Kliss’ orange-tinted face paled when she saw my grim expression.

“This leather-bound journal is full of similar mathematical formulae. Keys to incredible power attained by the greatest minds from Earth through understanding and sacrifice. My people did great and terrible things with this knowledge,” I said, pointing at the formula on the book cover. “Marie Sklodowska Curie, the discoverer of radium, was a brave woman who studied the use of this power. She died at 66 from aplastic anemia which was a sickness contracted from her long-term exposure to radiation.”

“I see,” Kliss swallowed.

“I personally supervised an evacuation of 350,000 people from the city of Chernobyl and the surrounding areas,” I said. “A disaster happened there because the people in charge of a… reactor, a radiation-powered furnace there… didn’t do a very good job supervising it. A radioactive cloud spilled across half of the world and Chernobyl was contaminated by it for nine hundred years."

“By Equality! Did you…?” Kliss looked at me, her mouth sliding open in shock.

“I blew myself up along with my laboratory because I was slowly dying from radiation,” I nodded, tapping my neck. “The doctors told me that it made my lymph nodes… immortal.”

“W-what?” my dragon-apprentice sputtered.

“Cancer is a type of an affliction due to which parts of the body refuse to die,” I said. “The cells comprising them basically keep replicating on and on and on until they kill the person.”

“Welp, this conversation is getting too dark for me,” Delta muttered. “Come on, let's go shower, Miss dragon-tater.”

“Erm, alright,” Kliss murmured as my twin started to drag her towards the bathroom past where I was standing. She clung to the book I gave her with two sets of ruby claws.

“A-are you two planning to weaponize this cancer curse?” Kliss looked at Delta with a concerned expression. “Make a radiation spell or something? Build one of these… reactor furnaces?

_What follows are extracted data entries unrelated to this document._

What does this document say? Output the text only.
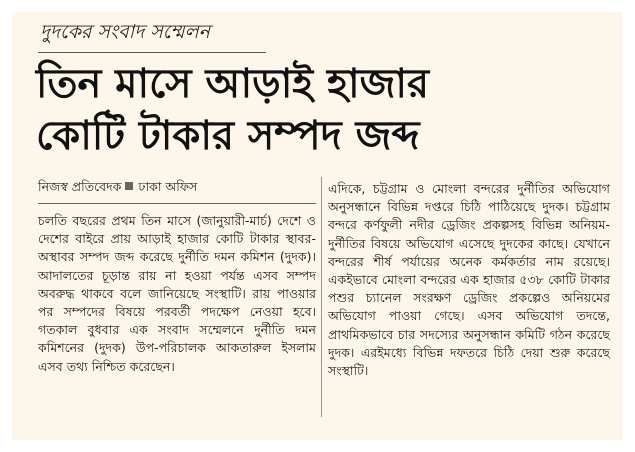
দুদকের সংবাদ সম্মেলন
তিন মাসে আড়াই হাজার
কোটি টাকার সম্পদ জব্দ
নিজস্ব প্রতিবেদক ঢাকা অফিস

চলতি বছরের প্রথম তিন মাসে (জানুয়ারী-মার্চ) দেশে ও দেশের বাইরে প্রায় আড়াই হাজার কোটি টাকার স্থাবর-অস্থাবর সম্পদ জব্দ করেছে দুর্নীতি দমন কমিশন (দুদক)। আদালতের চূড়ান্ত রায় না হওয়া পর্যন্ত এসব সম্পদ অবরুদ্ধ থাকবে বলে জানিয়েছে সংস্থাটি। রায় পাওয়ার পর সম্পদের বিষয়ে পরবর্তী পদক্ষেপ নেওয়া হবে। গতকাল বুধবার এক সংবাদ সম্মেলনে দুর্নীতি দমন কমিশনের (দুদক) উপ-পরিচালক আকতারুল ইসলাম এসব তথ্য নিশ্চিত করেছেন।

এদিকে, চট্টগ্রাম ও মোংলা বন্দরের দুর্নীতির অভিযোগ অনুসন্ধানে বিভিন্ন দপ্তরে চিঠি পাঠিয়েছে দুদক। চট্টগ্রাম বন্দরে কর্ণফুলী নদীর ড্রেজিং প্রকল্পসহ বিভিন্ন অনিয়ম-দুর্নীতির বিষয়ে অভিযোগ এসেছে দুদকের কাছে। যেখানে বন্দরের শীর্ষ পর্যায়ের অনেক কর্মকর্তার নাম রয়েছে। একইভাবে মোংলা বন্দরের এক হাজার ৫৩৮ কোটি টাকার পশুর চ্যানেল সংরক্ষণ ড্রেজিং প্রকল্পেও অনিয়মের অভিযোগ পাওয়া গেছে। এসব অভিযোগ তদন্তে, প্রাথমিকভাবে চার সদস্যের অনুসন্ধান কমিটি গঠন করেছে দুদক। এরইমধ্যে বিভিন্ন দফতরে চিঠি দেয়া শুরু করেছে সংস্থাটি।
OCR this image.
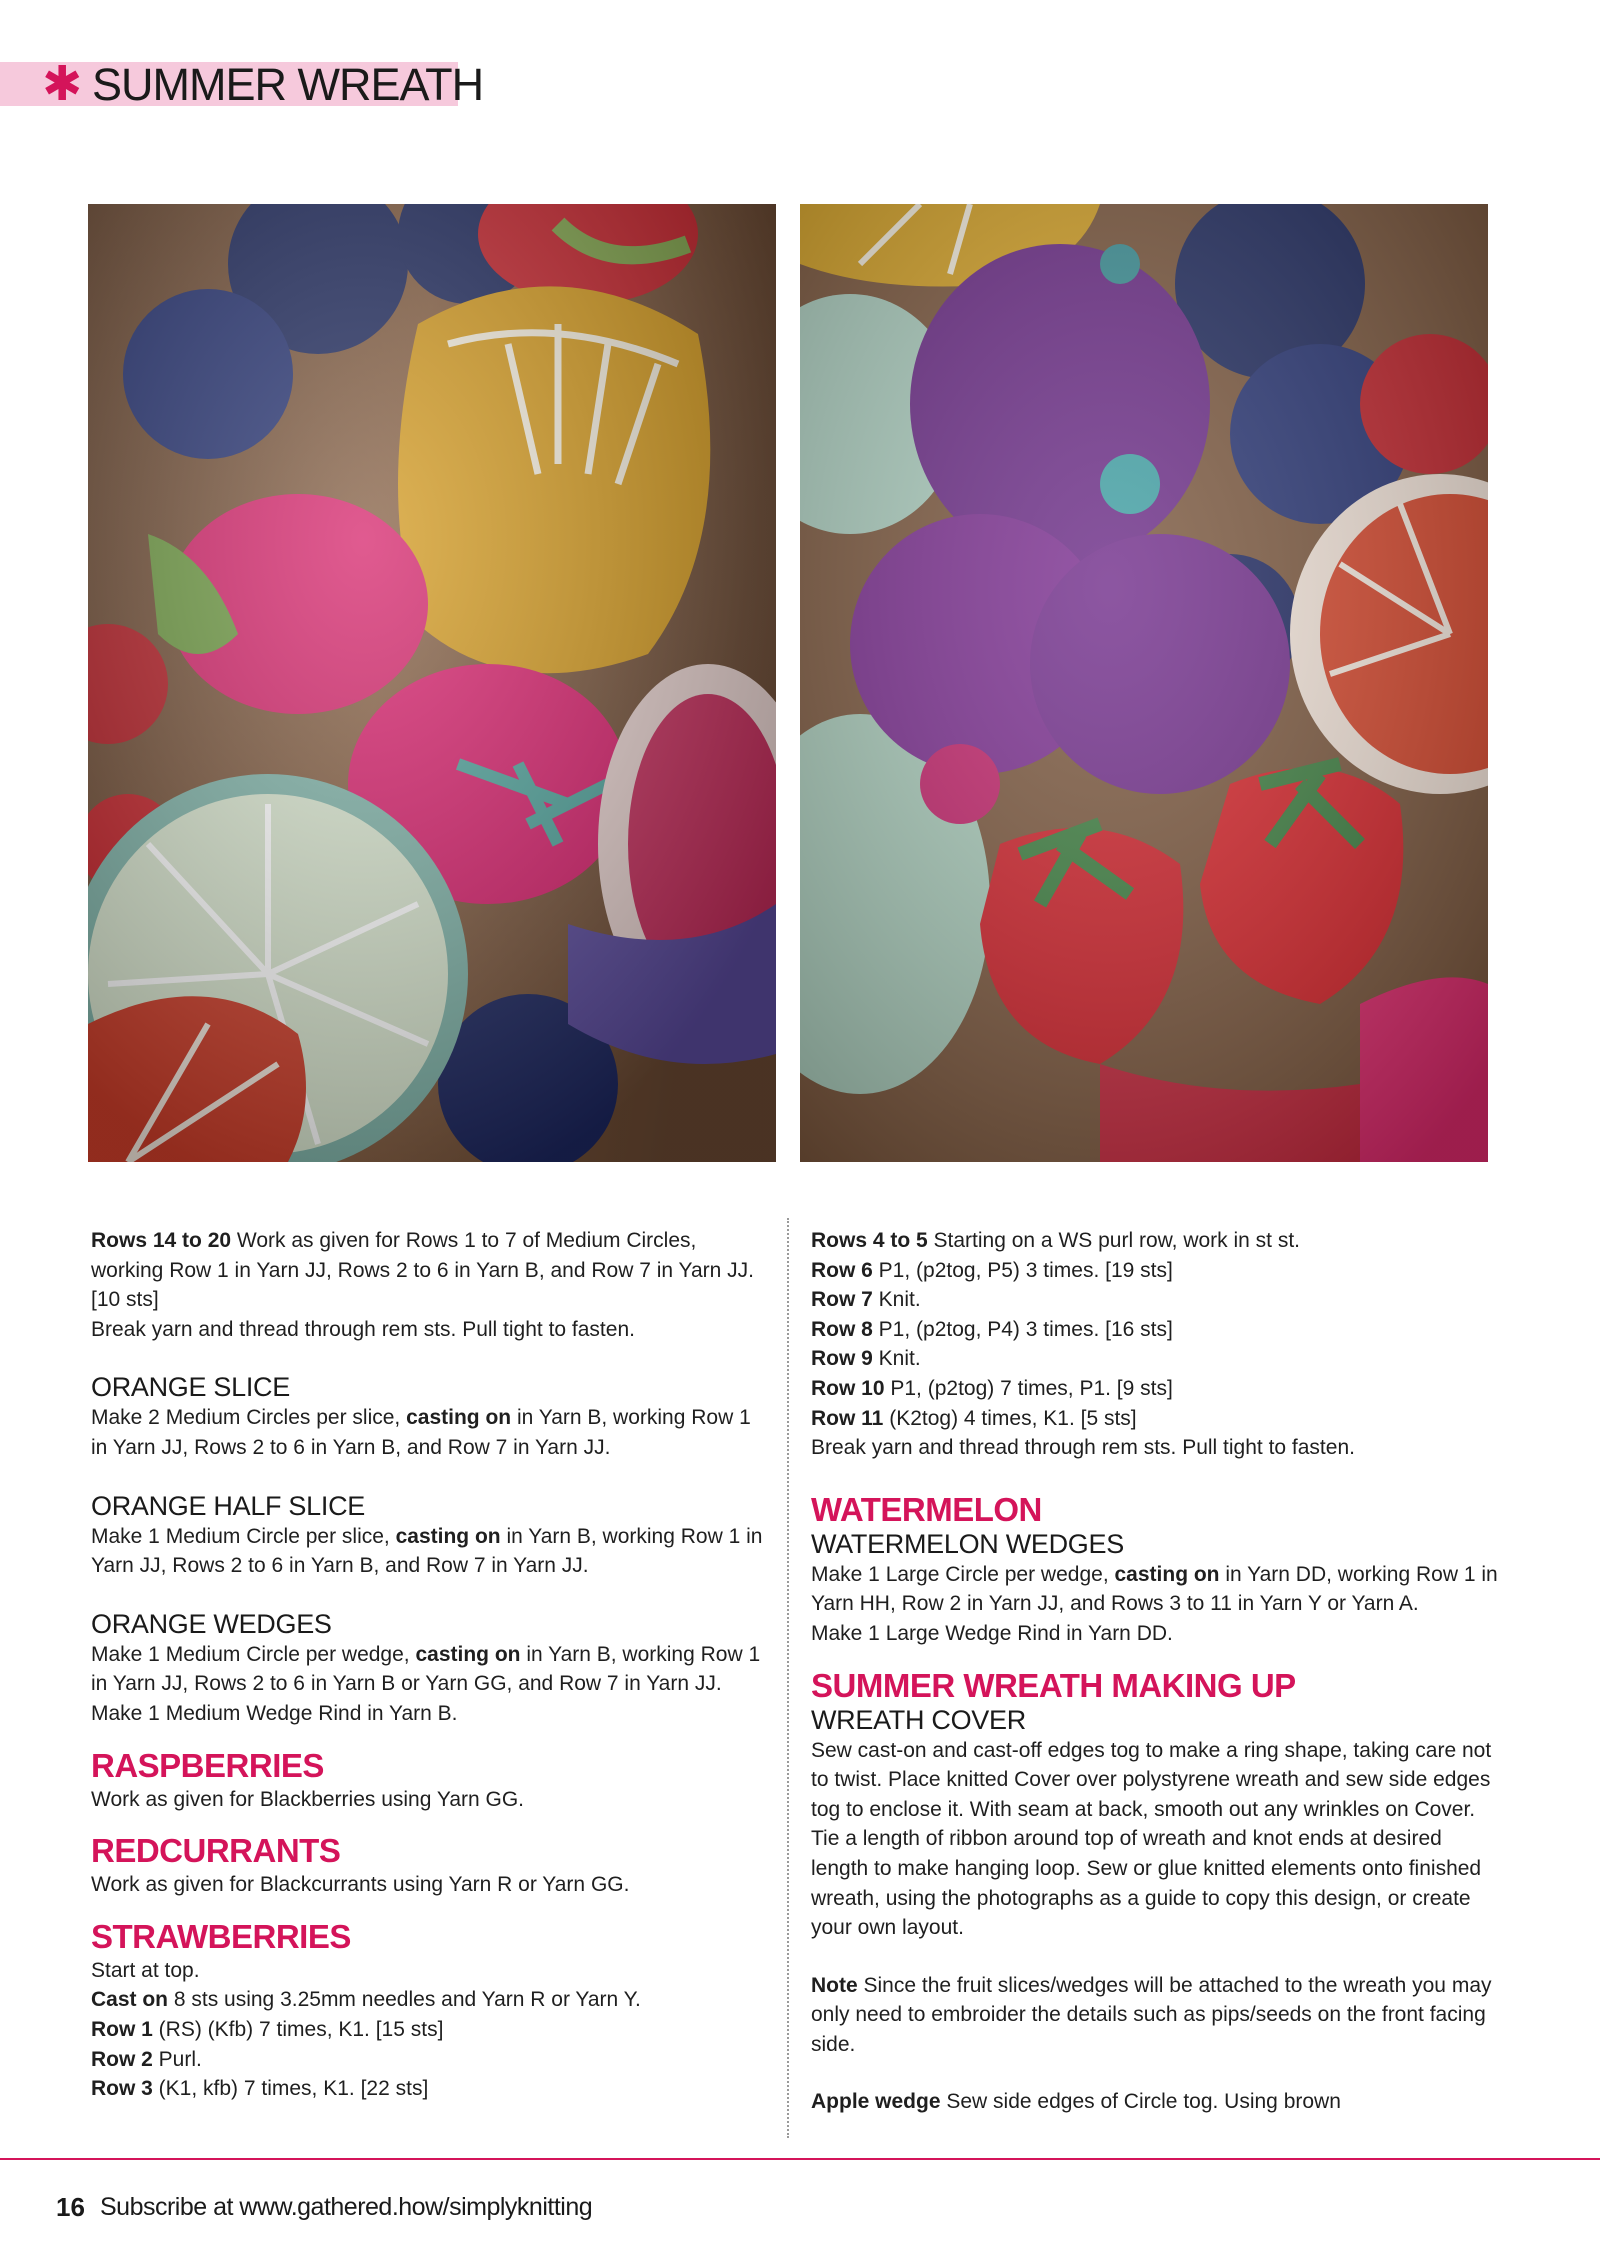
✱ SUMMER WREATH

Rows 14 to 20 Work as given for Rows 1 to 7 of Medium Circles, working Row 1 in Yarn JJ, Rows 2 to 6 in Yarn B, and Row 7 in Yarn JJ. [10 sts]

Break yarn and thread through rem sts. Pull tight to fasten.

ORANGE SLICE

Make 2 Medium Circles per slice, casting on in Yarn B, working Row 1 in Yarn JJ, Rows 2 to 6 in Yarn B, and Row 7 in Yarn JJ.

ORANGE HALF SLICE

Make 1 Medium Circle per slice, casting on in Yarn B, working Row 1 in Yarn JJ, Rows 2 to 6 in Yarn B, and Row 7 in Yarn JJ.

ORANGE WEDGES

Make 1 Medium Circle per wedge, casting on in Yarn B, working Row 1 in Yarn JJ, Rows 2 to 6 in Yarn B or Yarn GG, and Row 7 in Yarn JJ.

Make 1 Medium Wedge Rind in Yarn B.

RASPBERRIES

Work as given for Blackberries using Yarn GG.

REDCURRANTS

Work as given for Blackcurrants using Yarn R or Yarn GG.

STRAWBERRIES

Start at top.

Cast on 8 sts using 3.25mm needles and Yarn R or Yarn Y.

Row 1 (RS) (Kfb) 7 times, K1. [15 sts]

Row 2 Purl.

Row 3 (K1, kfb) 7 times, K1. [22 sts]

Rows 4 to 5 Starting on a WS purl row, work in st st.

Row 6 P1, (p2tog, P5) 3 times. [19 sts]

Row 7 Knit.

Row 8 P1, (p2tog, P4) 3 times. [16 sts]

Row 9 Knit.

Row 10 P1, (p2tog) 7 times, P1. [9 sts]

Row 11 (K2tog) 4 times, K1. [5 sts]

Break yarn and thread through rem sts. Pull tight to fasten.

WATERMELON
WATERMELON WEDGES

Make 1 Large Circle per wedge, casting on in Yarn DD, working Row 1 in Yarn HH, Row 2 in Yarn JJ, and Rows 3 to 11 in Yarn Y or Yarn A.

Make 1 Large Wedge Rind in Yarn DD.

SUMMER WREATH MAKING UP
WREATH COVER

Sew cast-on and cast-off edges tog to make a ring shape, taking care not to twist. Place knitted Cover over polystyrene wreath and sew side edges tog to enclose it. With seam at back, smooth out any wrinkles on Cover. Tie a length of ribbon around top of wreath and knot ends at desired length to make hanging loop. Sew or glue knitted elements onto finished wreath, using the photographs as a guide to copy this design, or create your own layout.

Note Since the fruit slices/wedges will be attached to the wreath you may only need to embroider the details such as pips/seeds on the front facing side.

Apple wedge Sew side edges of Circle tog. Using brown

16 Subscribe at www.gathered.how/simplyknitting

Should I be concerned for the locals?”

“Nah,” my sister rolled her eyes. “Building a safe reactor takes way too much work, we’re making technomagic devices, not merely replicating tools from Earth. Plus, many magi on Novazem have Vitality skills which make them ridiculously tough against radiation. Why, Skyisle-born children are extra resistant to the radiation spilling from the Valley of Death!”

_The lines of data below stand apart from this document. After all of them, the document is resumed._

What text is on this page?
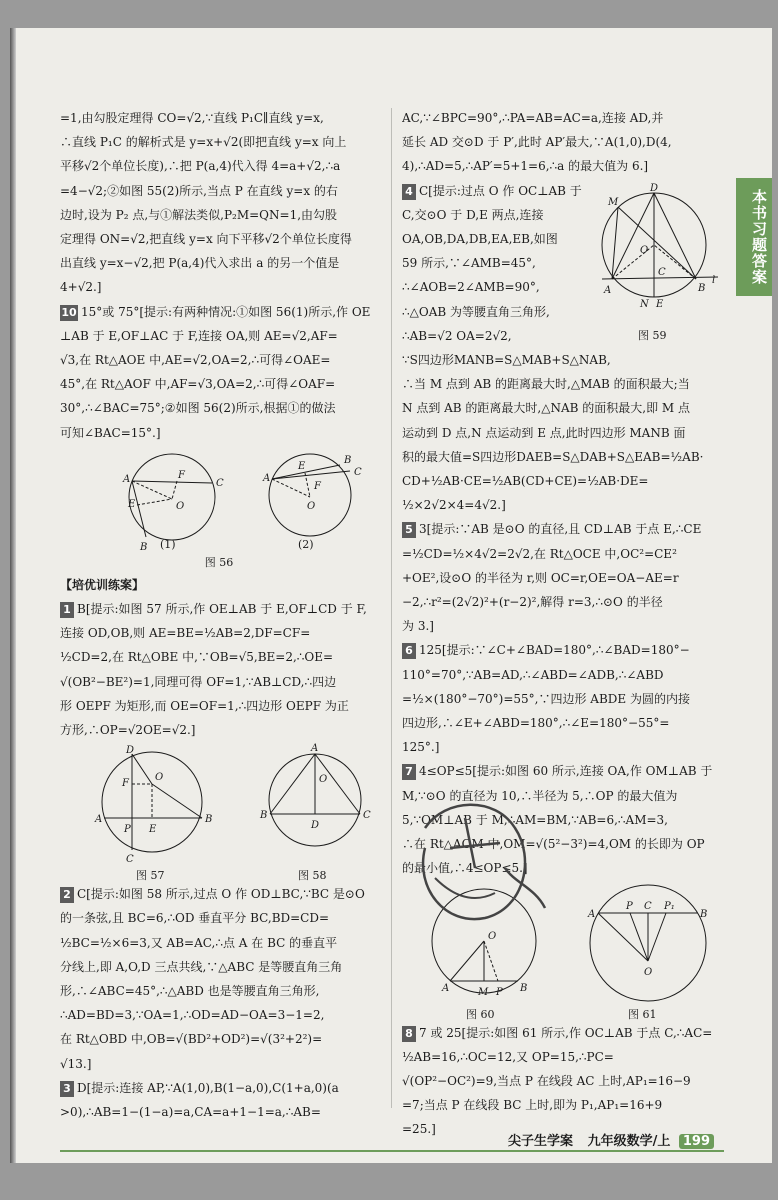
本书习题答案
=1,由勾股定理得 CO=√2,∵直线 P₁C∥直线 y=x,
∴直线 P₁C 的解析式是 y=x+√2(即把直线 y=x 向上
平移√2个单位长度),∴把 P(a,4)代入得 4=a+√2,∴a
=4−√2;②如图 55(2)所示,当点 P 在直线 y=x 的右
边时,设为 P₂ 点,与①解法类似,P₂M=QN=1,由勾股
定理得 ON=√2,把直线 y=x 向下平移√2个单位长度得
出直线 y=x−√2,把 P(a,4)代入求出 a 的另一个值是
4+√2.]
10 15°或 75°[提示:有两种情况:①如图 56(1)所示,作 OE
⊥AB 于 E,OF⊥AC 于 F,连接 OA,则 AE=√2,AF=
√3,在 Rt△AOE 中,AE=√2,OA=2,∴可得∠OAE=
45°,在 Rt△AOF 中,AF=√3,OA=2,∴可得∠OAF=
30°,∴∠BAC=75°;②如图 56(2)所示,根据①的做法
可知∠BAC=15°.]
A	F
C
E	O
B
A
E
B
C
F
O
(1)	(2)
图 56
【培优训练案】
1 B[提示:如图 57 所示,作 OE⊥AB 于 E,OF⊥CD 于 F,
连接 OD,OB,则 AE=BE=½AB=2,DF=CF=
½CD=2,在 Rt△OBE 中,∵OB=√5,BE=2,∴OE=
√(OB²−BE²)=1,同理可得 OF=1,∵AB⊥CD,∴四边
形 OEPF 为矩形,而 OE=OF=1,∴四边形 OEPF 为正
方形,∴OP=√2OE=√2.]
D
F
O
A	B
P E
C
A
O
B	C
D
图 57	图 58
2 C[提示:如图 58 所示,过点 O 作 OD⊥BC,∵BC 是⊙O
的一条弦,且 BC=6,∴OD 垂直平分 BC,BD=CD=
½BC=½×6=3,又 AB=AC,∴点 A 在 BC 的垂直平
分线上,即 A,O,D 三点共线,∵△ABC 是等腰直角三角
形,∴∠ABC=45°,∴△ABD 也是等腰直角三角形,
∴AD=BD=3,∵OA=1,∴OD=AD−OA=3−1=2,
在 Rt△OBD 中,OB=√(BD²+OD²)=√(3²+2²)=
√13.]
3 D[提示:连接 AP,∵A(1,0),B(1−a,0),C(1+a,0)(a
>0),∴AB=1−(1−a)=a,CA=a+1−1=a,∴AB=
AC,∵∠BPC=90°,∴PA=AB=AC=a,连接 AD,并
延长 AD 交⊙D 于 P′,此时 AP′最大,∵A(1,0),D(4,
4),∴AD=5,∴AP′=5+1=6,∴a 的最大值为 6.]
D
M
O
A
C
B
l
N E
4 C[提示:过点 O 作 OC⊥AB 于
C,交⊙O 于 D,E 两点,连接
OA,OB,DA,DB,EA,EB,如图
59 所示,∵∠AMB=45°,
∴∠AOB=2∠AMB=90°,
∴△OAB 为等腰直角三角形,
∴AB=√2 OA=2√2,	图 59
∵S四边形MANB=S△MAB+S△NAB,
∴当 M 点到 AB 的距离最大时,△MAB 的面积最大;当
N 点到 AB 的距离最大时,△NAB 的面积最大,即 M 点
运动到 D 点,N 点运动到 E 点,此时四边形 MANB 面
积的最大值=S四边形DAEB=S△DAB+S△EAB=½AB·
CD+½AB·CE=½AB(CD+CE)=½AB·DE=
½×2√2×4=4√2.]
5 3[提示:∵AB 是⊙O 的直径,且 CD⊥AB 于点 E,∴CE
=½CD=½×4√2=2√2,在 Rt△OCE 中,OC²=CE²
+OE²,设⊙O 的半径为 r,则 OC=r,OE=OA−AE=r
−2,∴r²=(2√2)²+(r−2)²,解得 r=3,∴⊙O 的半径
为 3.]
6 125[提示:∵∠C+∠BAD=180°,∴∠BAD=180°−
110°=70°,∵AB=AD,∴∠ABD=∠ADB,∴∠ABD
=½×(180°−70°)=55°,∵四边形 ABDE 为圆的内接
四边形,∴∠E+∠ABD=180°,∴∠E=180°−55°=
125°.]
7 4≤OP≤5[提示:如图 60 所示,连接 OA,作 OM⊥AB 于
M,∵⊙O 的直径为 10,∴半径为 5,∴OP 的最大值为
5,∵OM⊥AB 于 M,∴AM=BM,∵AB=6,∴AM=3,
∴在 Rt△AOM 中,OM=√(5²−3²)=4,OM 的长即为 OP
的最小值,∴4≤OP≤5.]
O
A	M P B
A
P C P₁
B
O
图 60	图 61
8 7 或 25[提示:如图 61 所示,作 OC⊥AB 于点 C,∴AC=
½AB=16,∴OC=12,又 OP=15,∴PC=
√(OP²−OC²)=9,当点 P 在线段 AC 上时,AP₁=16−9
=7;当点 P 在线段 BC 上时,即为 P₁,AP₁=16+9
=25.]
尖子生学案 九年级数学/上 199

“Should I be worried for my health?” Kliss demanded, glancing at the book in her hands.

“Pffft. The book isn’t radioactive. It just has a bit of Slava’s soul in it,” Delta laughed. “Besides, I reckon that you’re as tough as a baby dragon. Unless you go near those glowing puddles at the edge of the Valley of Death and lick them, you’ll be perrrrrfectly fine.”

“Thank Equality for small miracles,” Kliss exhaled as the bathroom door behind the girls closed.